I am attempting to implement a fairly complicated calculation, involving the inverse of a 5x5 matrix with complex elements. I calculate the determinant of the matrix by hand, with a large number of lines like this:
det += n15*n24*n33*n42*n51;
where nIJ is the (I, J)th element of the matrix. (It’s not my fault; I inherited this code from someone else and am porting it to CUDA.) However, the program crashes if I include too many of these lines. It is not any particular line that causes the problem - if I comment out the first three, I can add three more at the end without causing a crash. So it appears that this crash is related to some sort of memory issue with spill loads or stores.
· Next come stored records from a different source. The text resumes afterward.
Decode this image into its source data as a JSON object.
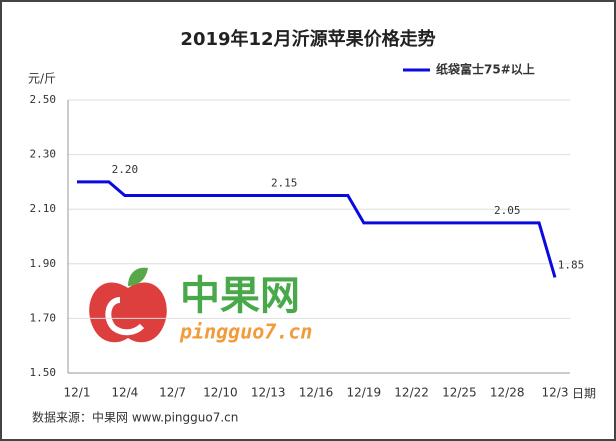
{
  "chart_data": {
    "type": "line",
    "title": "2019年12月沂源苹果价格走势",
    "y_label": "元/斤",
    "x_label": "日期",
    "source": "数据来源：中果网 www.pingguo7.cn",
    "watermark": {
      "name": "中果网",
      "site": "pingguo7.cn"
    },
    "categories": [
      "12/1",
      null,
      null,
      "12/4",
      null,
      null,
      "12/7",
      null,
      null,
      "12/10",
      null,
      null,
      "12/13",
      null,
      null,
      "12/16",
      null,
      null,
      "12/19",
      null,
      null,
      "12/22",
      null,
      null,
      "12/25",
      null,
      null,
      "12/28",
      null,
      null,
      "12/3"
    ],
    "series": [
      {
        "name": "纸袋富士75#以上",
        "color": "#0a0ae0",
        "values": [
          2.2,
          2.2,
          2.2,
          2.15,
          2.15,
          2.15,
          2.15,
          2.15,
          2.15,
          2.15,
          2.15,
          2.15,
          2.15,
          2.15,
          2.15,
          2.15,
          2.15,
          2.15,
          2.05,
          2.05,
          2.05,
          2.05,
          2.05,
          2.05,
          2.05,
          2.05,
          2.05,
          2.05,
          2.05,
          2.05,
          1.85
        ],
        "value_labels": [
          null,
          null,
          "2.20",
          null,
          null,
          null,
          null,
          null,
          null,
          null,
          null,
          null,
          "2.15",
          null,
          null,
          null,
          null,
          null,
          null,
          null,
          null,
          null,
          null,
          null,
          null,
          null,
          "2.05",
          null,
          null,
          null,
          "1.85"
        ]
      }
    ],
    "ylim": [
      1.5,
      2.5
    ],
    "yticks": [
      {
        "value": 1.5,
        "label": "1.50"
      },
      {
        "value": 1.7,
        "label": "1.70"
      },
      {
        "value": 1.9,
        "label": "1.90"
      },
      {
        "value": 2.1,
        "label": "2.10"
      },
      {
        "value": 2.3,
        "label": "2.30"
      },
      {
        "value": 2.5,
        "label": "2.50"
      }
    ],
    "grid": true,
    "legend": "top-right"
  }
}
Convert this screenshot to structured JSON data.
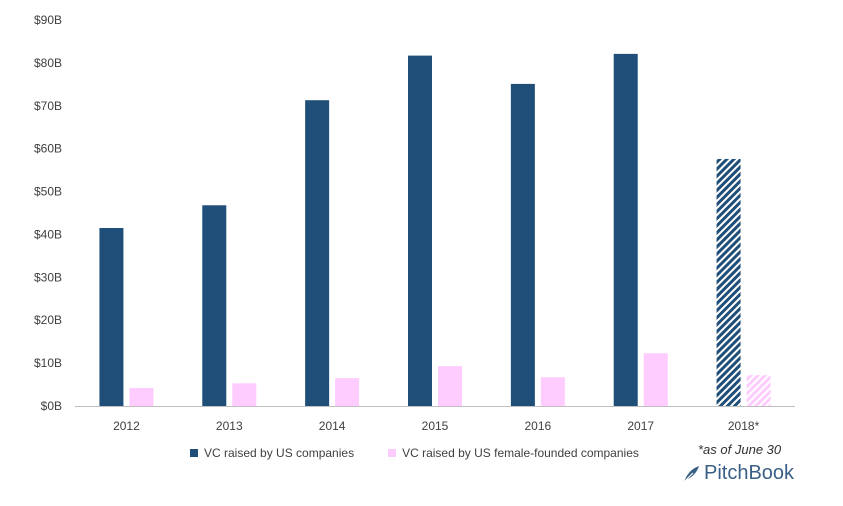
{
  "chart_data": {
    "type": "bar",
    "categories": [
      "2012",
      "2013",
      "2014",
      "2015",
      "2016",
      "2017",
      "2018*"
    ],
    "series": [
      {
        "name": "VC raised by US companies",
        "color": "#1f4e79",
        "values": [
          41.5,
          46.8,
          71.3,
          81.7,
          75.1,
          82.1,
          57.6
        ]
      },
      {
        "name": "VC raised by US female-founded companies",
        "color": "#ffccff",
        "values": [
          4.2,
          5.3,
          6.5,
          9.3,
          6.7,
          12.3,
          7.2
        ]
      }
    ],
    "hatched_categories": [
      "2018*"
    ],
    "y_tick_labels": [
      "$0B",
      "$10B",
      "$20B",
      "$30B",
      "$40B",
      "$50B",
      "$60B",
      "$70B",
      "$80B",
      "$90B"
    ],
    "ylim": [
      0,
      90
    ],
    "grid": false,
    "legend_position": "bottom-left",
    "xlabel": "",
    "ylabel": ""
  },
  "footnote": "*as of June 30",
  "logo_text": "PitchBook",
  "logo_icon": "feather-icon"
}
Does anyone have experience with nvcc getting confused, or running out of “spill memory”, if the code uses too many local variables? If so, how did you fix it?
I’ve tried reorganising the code to use an accumulator variable instead of the quintuple multiplication above, so that the line looks like this:
devcomplex<double> acc(0, 0); acc = n15; acc *= n24; acc *= n33; acc *= n42; acc *= n51; det += acc;
where ‘devcomplex’ is my complex-number type; this allows me to include more lines, but not enough for the whole calculation. Does anyone have advice along these lines for reducing the memory footprint of the calculation?
I’ve reproduced this problem with CUDA 4.2 and 5.0, on C2050 and C2070.
My next approach will be to see if I can outsource the matrix inversion to cuBLAS. Any other ideas are also welcome.